一定の所得がある方は、これまでの1割負担でなく、2割負担で医療を受けるというものです。

年金が主な収入である高齢者にとっては痛い出費となるものですが、一方で現役世代の負担緩和も喫緊の課題です。

今後の高齢社会を考慮すると、こうした改革は今後も進んでいくと考えられます。

老後も保険料や税金の負担は続く

年金生活になると、税金や保険料の支払いが無くなると思っている方がいますが、これは誤解です。

介護保険料や健康保険料は何歳になっても支払い続けますし、基本的には年金から天引きされます。

65歳以上であれば年金額が158万円以上になれば所得税も課税されるため、こうしたお金の負担は意外に重く感じるでしょう。

また、持ち家ではなく賃貸住まいを続けるシニアも増えています。
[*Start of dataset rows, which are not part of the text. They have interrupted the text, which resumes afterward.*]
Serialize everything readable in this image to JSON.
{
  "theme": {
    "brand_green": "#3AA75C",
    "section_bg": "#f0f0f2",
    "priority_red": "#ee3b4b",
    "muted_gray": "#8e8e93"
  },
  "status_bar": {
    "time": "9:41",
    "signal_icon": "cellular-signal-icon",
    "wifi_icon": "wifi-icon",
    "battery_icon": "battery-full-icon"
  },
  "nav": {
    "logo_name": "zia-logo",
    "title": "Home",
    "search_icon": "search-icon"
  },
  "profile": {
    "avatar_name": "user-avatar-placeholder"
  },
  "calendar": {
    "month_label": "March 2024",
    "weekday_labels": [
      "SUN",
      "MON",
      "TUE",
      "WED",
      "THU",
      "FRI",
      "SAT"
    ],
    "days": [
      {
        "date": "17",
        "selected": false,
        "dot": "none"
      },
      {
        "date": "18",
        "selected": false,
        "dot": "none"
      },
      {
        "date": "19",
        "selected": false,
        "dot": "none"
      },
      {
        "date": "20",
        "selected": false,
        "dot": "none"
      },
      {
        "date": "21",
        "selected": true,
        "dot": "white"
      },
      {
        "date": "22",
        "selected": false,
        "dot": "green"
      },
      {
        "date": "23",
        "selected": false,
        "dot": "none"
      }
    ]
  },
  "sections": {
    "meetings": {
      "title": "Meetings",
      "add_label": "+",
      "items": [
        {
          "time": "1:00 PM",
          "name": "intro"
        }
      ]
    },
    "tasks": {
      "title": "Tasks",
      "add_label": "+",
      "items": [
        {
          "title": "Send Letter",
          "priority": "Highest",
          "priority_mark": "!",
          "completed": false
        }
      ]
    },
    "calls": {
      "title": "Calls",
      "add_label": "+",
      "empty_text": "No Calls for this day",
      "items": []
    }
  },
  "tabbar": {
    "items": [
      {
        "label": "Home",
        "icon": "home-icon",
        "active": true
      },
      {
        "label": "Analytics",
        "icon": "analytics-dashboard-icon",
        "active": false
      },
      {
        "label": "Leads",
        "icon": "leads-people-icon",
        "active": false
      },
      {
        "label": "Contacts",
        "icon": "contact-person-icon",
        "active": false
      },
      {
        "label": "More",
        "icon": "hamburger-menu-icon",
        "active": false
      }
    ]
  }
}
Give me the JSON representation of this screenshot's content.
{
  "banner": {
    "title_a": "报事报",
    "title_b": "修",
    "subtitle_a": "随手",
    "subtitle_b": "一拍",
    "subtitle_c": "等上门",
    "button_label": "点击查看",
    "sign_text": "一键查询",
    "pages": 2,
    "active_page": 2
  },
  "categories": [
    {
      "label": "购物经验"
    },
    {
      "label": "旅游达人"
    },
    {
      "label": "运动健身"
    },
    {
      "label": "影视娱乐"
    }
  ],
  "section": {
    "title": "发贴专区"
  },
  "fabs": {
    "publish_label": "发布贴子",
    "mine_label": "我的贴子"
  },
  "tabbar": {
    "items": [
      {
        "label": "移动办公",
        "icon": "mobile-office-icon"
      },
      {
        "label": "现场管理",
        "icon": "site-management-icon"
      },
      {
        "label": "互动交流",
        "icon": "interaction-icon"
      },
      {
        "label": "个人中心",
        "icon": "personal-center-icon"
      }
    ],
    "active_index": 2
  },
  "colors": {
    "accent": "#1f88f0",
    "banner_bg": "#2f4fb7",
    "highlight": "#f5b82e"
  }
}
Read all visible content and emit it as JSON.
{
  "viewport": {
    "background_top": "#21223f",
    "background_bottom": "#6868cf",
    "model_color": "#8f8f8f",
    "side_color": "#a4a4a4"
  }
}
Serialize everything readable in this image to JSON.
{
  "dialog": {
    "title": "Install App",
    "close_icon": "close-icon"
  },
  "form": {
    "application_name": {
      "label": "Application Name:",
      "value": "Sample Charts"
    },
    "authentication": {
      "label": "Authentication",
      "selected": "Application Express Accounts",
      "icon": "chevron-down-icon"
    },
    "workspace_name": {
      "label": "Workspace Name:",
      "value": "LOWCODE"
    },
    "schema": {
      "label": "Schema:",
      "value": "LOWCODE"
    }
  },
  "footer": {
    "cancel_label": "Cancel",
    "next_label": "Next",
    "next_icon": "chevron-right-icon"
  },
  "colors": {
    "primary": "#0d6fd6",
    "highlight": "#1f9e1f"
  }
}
夫婦で施設への入居を考える方もいるでしょう。

もちろん、持ち家であっても修繕費用や固定資産税は必要です。老後を迎えれば生活費が落とせると思っていても、思わぬ出費は続くもの。

後期高齢者の保険料負担も伸び続ける今、「なんとなく」の老後計画はリスクが高いことがわかります。

老後の計画は早くに始める

後期高齢者の保険料負担を始め、介護保険料の負担も今後増えることが考えられます。そうなると、年金の手取りは減ってしまうでしょう。

こうした制度の動向を注視しつつ、老後計画をしっかり立てる必要があります。

老後資金の形成方法として最近はiDeCoやつみたてNISAなどが選択肢にあがりやすいですが、選択肢は多岐にわたります。

低金利の中で効率的にお金を貯めるために、まずはしっかりと金融商品の選択肢を知っておきましょう。それぞれのメリットとデメリットを客観的に把握することで、自分に合う方法で老後資金を貯めていきたいですね。